Van Sant, while offering no forced explanations as to the reasons why Blake commits suicide, does still enjoy a good deal of emotional manipulation of his audience. With his obvious real life inspiration of Cobain is so easily recognizable, Van Sant expects his audience to know the outcome and plays with their perceptions of what is going on as such. He has Blake walking around for much of the film with a shot gun, the suicide weapon of Cobain. “When’s he gonna do it?” the audience must ask.
Van Sant also overlaps his timeline in much the same way he does in Elephant, so he can tell each characters’ story without interruption through key points in the plot. This allows him to reveal certain plot points in a way that will allow them to change our perception of what we have already seen and inform the story as a whole with stronger clarity in the end. Scott’s behavior toward Luke is one of the better illustrations of this effect. Scott seems to pick on Luke, who appears a bit slow, but as their true relationship is revealed so are the audience’s inaccurate assumptions, thus providing the audience with insight into itself as well as the characters.
I realize that many people will hate this film, which will seem to some as if it is just some incoherent idiot wandering around a castle in a dress with a bunch of stoned out occupants that have no concept of the real world and how it works.

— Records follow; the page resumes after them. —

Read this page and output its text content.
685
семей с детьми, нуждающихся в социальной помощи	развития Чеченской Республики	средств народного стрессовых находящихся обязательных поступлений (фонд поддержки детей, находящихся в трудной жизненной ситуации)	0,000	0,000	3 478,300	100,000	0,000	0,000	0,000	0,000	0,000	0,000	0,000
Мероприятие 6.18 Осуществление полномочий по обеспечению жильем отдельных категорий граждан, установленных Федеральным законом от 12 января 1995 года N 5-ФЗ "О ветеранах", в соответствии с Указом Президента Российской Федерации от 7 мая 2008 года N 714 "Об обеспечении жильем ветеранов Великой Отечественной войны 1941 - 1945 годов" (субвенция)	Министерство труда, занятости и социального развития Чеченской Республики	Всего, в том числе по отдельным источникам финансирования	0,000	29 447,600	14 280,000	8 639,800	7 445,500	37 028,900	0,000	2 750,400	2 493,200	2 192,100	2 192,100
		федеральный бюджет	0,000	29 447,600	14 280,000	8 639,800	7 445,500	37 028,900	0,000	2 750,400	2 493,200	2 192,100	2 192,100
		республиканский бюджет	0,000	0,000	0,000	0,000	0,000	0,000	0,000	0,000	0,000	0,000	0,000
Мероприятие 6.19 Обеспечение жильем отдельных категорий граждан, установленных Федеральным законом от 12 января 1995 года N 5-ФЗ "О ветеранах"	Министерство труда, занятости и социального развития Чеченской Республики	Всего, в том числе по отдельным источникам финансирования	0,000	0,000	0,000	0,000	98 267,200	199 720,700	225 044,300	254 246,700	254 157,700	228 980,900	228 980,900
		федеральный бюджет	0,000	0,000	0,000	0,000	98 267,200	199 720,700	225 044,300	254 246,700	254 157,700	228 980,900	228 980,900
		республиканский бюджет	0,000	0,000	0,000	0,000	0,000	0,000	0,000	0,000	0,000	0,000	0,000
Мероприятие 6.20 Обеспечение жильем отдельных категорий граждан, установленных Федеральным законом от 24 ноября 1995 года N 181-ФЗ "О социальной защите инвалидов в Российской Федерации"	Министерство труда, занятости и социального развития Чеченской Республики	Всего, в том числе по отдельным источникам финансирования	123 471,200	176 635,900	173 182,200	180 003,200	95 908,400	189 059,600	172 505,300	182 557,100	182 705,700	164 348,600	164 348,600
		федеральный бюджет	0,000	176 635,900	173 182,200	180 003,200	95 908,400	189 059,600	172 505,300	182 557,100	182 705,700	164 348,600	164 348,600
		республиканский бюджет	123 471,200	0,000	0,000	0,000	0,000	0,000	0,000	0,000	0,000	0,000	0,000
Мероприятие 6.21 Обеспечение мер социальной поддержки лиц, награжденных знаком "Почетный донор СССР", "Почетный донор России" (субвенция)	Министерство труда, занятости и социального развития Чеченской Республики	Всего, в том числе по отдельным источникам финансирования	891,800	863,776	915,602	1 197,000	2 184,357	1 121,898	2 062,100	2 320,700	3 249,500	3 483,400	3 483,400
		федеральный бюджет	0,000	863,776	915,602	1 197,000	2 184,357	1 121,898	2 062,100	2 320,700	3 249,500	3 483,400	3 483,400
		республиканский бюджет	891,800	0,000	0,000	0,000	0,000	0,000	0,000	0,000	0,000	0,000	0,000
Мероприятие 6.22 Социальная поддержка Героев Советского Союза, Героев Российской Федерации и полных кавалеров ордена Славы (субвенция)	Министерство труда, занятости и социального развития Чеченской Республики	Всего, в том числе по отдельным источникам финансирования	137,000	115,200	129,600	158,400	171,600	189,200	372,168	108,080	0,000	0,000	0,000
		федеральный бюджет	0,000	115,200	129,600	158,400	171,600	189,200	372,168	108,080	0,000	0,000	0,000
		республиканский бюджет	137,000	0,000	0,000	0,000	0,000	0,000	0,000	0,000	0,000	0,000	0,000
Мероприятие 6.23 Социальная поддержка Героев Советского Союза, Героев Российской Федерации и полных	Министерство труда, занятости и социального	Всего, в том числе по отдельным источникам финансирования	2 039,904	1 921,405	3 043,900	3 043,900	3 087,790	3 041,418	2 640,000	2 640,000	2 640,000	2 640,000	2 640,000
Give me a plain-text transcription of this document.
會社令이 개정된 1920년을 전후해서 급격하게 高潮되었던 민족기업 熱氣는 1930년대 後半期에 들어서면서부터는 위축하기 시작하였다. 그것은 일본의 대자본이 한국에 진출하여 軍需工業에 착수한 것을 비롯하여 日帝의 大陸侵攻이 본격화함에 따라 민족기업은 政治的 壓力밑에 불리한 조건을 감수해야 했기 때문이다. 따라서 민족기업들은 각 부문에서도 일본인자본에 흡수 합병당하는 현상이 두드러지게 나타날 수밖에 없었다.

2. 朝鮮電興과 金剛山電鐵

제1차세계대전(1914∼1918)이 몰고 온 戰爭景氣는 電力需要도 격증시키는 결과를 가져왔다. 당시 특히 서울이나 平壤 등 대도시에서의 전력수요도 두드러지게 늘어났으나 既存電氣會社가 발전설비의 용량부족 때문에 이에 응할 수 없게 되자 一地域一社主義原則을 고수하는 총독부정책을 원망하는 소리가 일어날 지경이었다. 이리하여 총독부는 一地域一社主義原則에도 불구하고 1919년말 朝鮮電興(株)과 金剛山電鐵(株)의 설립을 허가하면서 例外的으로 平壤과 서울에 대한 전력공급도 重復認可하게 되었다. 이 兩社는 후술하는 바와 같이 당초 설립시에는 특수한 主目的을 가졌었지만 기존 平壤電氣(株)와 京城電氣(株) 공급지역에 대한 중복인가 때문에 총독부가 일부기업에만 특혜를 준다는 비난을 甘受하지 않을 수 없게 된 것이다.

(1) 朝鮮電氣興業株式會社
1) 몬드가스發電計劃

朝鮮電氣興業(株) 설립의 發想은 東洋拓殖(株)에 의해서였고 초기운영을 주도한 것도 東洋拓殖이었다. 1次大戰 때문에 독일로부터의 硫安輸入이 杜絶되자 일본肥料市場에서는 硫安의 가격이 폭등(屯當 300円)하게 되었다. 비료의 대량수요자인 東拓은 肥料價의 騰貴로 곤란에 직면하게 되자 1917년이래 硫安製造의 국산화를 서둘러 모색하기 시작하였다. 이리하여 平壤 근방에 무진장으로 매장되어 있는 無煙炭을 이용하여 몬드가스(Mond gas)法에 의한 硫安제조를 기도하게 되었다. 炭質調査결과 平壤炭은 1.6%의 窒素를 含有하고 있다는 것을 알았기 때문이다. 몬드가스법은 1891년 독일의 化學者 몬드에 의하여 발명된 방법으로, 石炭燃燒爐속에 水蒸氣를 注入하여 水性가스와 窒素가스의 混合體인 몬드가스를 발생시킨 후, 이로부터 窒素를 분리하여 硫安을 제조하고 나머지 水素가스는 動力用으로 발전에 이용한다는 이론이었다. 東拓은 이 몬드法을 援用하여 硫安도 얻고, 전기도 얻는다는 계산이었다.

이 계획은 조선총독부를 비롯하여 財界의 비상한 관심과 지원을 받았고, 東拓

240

In that way the film is kind of a meditation on a lifestyle and further exemplifies how little we understood this musical genius. For a good portion of the film I thought that although it had my interest, maybe it was just some pretentious portrait of the typical tortured artist, but there is a point when Blake just sits there in his studio and performs a song for himself. The song, written and performed by Pitt, does an excellent job of capturing the spirit of Cobain and the film. Suddenly, I relived my own personal joy of listening to Cobain’s music. I realized, as Van Sant must have as well, how important it was to remember the artist when looking at the man. I remembered how vital Cobain’s music was.